The liver fluke, Opisthorchis viverrini, is the risk factor of cholangiocarcinoma, which is a major health problem in northeastern Thailand. Production of reactive oxygen and nitrogen species during the host's response leads to oxidative and nitrosative stress contributing to carcinogenesis. We investigated the protective effect of melatonin against O. viverrini-induced oxidative and nitrosative stress and liver injury. Hamsters were infected with O. viverrini followed by oral administration of various doses of melatonin (5, 10, and 20 mg/kg body weight) for 30 days. Uninfected hamsters served as controls. Compared to the levels in O. viverrini-infected hamsters without melatonin treatment, the indoleamine decreased the formation of oxidative and nitrosative DNA lesions, 8-oxo-7,8-dihydro-2'-deoxyguanosine and 8-nitroguanine, in the nucleus of bile duct epithelium and inflammatory cells, in parallel with a reduction in 3-nitrotyrosine. Melatonin also reduced the expression of heme oxygenase-1 and cytokeratin 19, nitrate/nitrite levels, and bile duct proliferation in the liver. Alanine transaminase activity and the levels of 8-isoprostane and vitamin E were also dose dependently decreased in the plasma of melatonin-treated hamsters. Melatonin reduced the mRNA expression of oxidant-generating genes [inducible nitric oxide synthase, nuclear factor-kappa B (NF-κB), and cyclooxygenase-2] and proinflammatory cytokines (TNF-α and IL-1ß), accompanied by an increase in the expression of antioxidant genes [nuclear erythroid 2-related factor 2 (Nrf2) and manganese superoxide dismutase]. Thus, melatonin may be an effective chemopreventive agent against O. viverrini-induced cholangiocarcinoma by reducing oxidative and nitrosative DNA damage via induction of Nrf2 and inhibition of NF-κB-mediated pathways.

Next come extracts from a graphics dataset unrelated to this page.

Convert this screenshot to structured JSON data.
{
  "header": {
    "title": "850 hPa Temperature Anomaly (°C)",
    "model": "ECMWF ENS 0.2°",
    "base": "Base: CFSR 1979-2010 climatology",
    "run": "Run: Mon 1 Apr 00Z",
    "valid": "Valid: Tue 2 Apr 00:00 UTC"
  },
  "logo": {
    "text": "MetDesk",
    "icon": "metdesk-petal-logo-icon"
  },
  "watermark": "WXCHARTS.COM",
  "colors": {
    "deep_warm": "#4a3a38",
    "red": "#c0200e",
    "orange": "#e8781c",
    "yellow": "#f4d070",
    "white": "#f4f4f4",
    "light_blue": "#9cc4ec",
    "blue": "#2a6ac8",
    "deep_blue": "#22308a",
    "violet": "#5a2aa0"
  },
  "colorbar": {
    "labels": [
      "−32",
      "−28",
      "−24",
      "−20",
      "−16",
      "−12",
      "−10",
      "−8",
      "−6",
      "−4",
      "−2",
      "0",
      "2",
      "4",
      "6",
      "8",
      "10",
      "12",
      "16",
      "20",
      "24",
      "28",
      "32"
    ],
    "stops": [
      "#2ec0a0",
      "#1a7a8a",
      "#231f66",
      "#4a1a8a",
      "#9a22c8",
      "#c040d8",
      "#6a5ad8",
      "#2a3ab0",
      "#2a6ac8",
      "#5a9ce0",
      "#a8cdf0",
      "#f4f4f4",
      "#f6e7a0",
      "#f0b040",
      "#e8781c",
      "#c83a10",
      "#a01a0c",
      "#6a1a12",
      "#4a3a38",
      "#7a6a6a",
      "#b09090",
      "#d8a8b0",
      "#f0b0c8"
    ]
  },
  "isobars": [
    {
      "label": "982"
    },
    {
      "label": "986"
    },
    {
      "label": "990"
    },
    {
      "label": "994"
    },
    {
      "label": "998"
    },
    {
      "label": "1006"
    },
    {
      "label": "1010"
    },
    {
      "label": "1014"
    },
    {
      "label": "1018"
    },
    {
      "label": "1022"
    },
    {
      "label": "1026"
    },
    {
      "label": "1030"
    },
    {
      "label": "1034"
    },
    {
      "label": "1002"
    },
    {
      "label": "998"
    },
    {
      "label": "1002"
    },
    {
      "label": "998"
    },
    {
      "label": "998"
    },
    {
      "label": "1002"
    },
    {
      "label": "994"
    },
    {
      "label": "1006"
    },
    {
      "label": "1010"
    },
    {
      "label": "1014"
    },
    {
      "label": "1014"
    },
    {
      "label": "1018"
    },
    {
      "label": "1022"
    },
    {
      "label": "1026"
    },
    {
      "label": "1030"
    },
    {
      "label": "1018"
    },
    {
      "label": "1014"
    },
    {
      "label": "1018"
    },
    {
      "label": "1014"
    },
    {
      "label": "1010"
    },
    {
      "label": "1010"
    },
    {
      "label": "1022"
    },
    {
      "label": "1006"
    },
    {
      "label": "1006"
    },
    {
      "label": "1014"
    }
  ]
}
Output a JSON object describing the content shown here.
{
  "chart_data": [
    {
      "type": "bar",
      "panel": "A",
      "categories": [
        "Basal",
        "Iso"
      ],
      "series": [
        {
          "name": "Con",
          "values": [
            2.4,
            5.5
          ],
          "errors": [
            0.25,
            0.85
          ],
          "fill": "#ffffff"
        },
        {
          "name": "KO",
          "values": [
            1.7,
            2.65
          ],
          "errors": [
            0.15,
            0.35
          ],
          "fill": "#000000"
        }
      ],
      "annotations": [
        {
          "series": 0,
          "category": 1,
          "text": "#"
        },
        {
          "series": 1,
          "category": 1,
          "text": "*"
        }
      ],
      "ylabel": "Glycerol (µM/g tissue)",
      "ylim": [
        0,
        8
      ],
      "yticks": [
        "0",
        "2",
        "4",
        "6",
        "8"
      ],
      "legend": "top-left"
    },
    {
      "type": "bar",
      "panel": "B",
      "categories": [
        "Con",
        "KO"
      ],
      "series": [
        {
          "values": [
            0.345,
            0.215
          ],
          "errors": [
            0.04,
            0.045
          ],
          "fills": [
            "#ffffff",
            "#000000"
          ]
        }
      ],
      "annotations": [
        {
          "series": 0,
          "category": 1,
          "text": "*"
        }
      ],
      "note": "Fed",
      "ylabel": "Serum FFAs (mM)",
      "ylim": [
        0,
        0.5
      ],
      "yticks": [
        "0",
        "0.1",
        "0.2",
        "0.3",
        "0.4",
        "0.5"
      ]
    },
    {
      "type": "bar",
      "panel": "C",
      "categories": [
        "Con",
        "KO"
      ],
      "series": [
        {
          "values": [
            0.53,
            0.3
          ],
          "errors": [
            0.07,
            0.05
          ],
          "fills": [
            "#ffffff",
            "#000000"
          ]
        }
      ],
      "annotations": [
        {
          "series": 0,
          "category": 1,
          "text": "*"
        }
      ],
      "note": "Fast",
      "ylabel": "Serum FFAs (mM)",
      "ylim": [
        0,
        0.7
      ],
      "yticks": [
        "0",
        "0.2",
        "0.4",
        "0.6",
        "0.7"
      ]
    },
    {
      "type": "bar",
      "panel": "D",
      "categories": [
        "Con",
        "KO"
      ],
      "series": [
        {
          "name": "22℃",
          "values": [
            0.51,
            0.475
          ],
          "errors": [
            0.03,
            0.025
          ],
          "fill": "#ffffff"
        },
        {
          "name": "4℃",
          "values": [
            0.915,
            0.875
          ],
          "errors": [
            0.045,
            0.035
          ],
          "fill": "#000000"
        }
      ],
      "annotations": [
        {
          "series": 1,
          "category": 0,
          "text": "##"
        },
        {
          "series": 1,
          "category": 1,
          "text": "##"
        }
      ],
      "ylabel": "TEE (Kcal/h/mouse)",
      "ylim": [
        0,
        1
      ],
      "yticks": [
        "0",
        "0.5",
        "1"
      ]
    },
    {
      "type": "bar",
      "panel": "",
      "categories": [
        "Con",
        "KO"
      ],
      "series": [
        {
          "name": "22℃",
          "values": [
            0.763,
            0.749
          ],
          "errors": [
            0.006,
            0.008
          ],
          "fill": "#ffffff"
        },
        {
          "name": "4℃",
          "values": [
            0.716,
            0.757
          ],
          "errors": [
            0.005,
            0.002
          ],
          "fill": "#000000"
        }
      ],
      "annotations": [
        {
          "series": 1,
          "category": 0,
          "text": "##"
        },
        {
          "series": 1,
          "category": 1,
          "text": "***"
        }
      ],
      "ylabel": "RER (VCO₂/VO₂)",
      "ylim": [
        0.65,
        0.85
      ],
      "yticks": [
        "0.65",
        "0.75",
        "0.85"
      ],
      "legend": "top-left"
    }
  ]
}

Reduction of periductal fibrosis in liver fluke-infected hamsters after long-term curcumin treatment.

Chronic infection with the liver fluke, Opisthorchis viverrini, induces advanced periductal fibrosis and is a relative risk factor for cholangiocarcinoma in Southeastern Asia. We examined the reducing effect of curcumin on hepatobiliary fibrosis using O. viverrini-infected hamsters supplemented with dietary 1% curcumin (w/w) as an animal model. The expression profile of matrix metalloproteinases (MMPs) and tissue inhibitors of MMPs (TIMPs), cytokines, and collagens was assessed in relation to liver fibrosis. Histopathological studies revealed that curcumin had no effect on fibrosis at the short-term infection (21 days and 1 month); however, peribiliary fibrosis was significantly reduced after the long-term curcumin treatment for 3 months, compared to the untreated group. Expression of alpha-smooth muscle actin was associated with the reduction of liver fibrosis. A decrease in hepatic hydroxyproline level and mRNA expression of collagen I and III supported the reduction of fibrosis. The expression of TIMP-1, TIMP-2, and tumor necrosis factor-alpha genes was also decreased after curcumin treatment. In contrast, curcumin increased mRNA expression of MMP-13, MMP-7 (at 6 months), interleukin-1 beta, and transforming growth factor beta, implying that increased MMPs activity contributes to extracellular matrix degradation. These results suggest that curcumin reduces periductal fibrosis after long-term treatment by tissue resorption via inhibition of TIMPs expression and enhancement of MMPs expression mediated by cytokines. In conclusion, curcumin may serve as a promising nutraceutical agent exerting antifibrotic effect in O. viverrini-infected patients and contribute to cholangiocarcinoma prevention.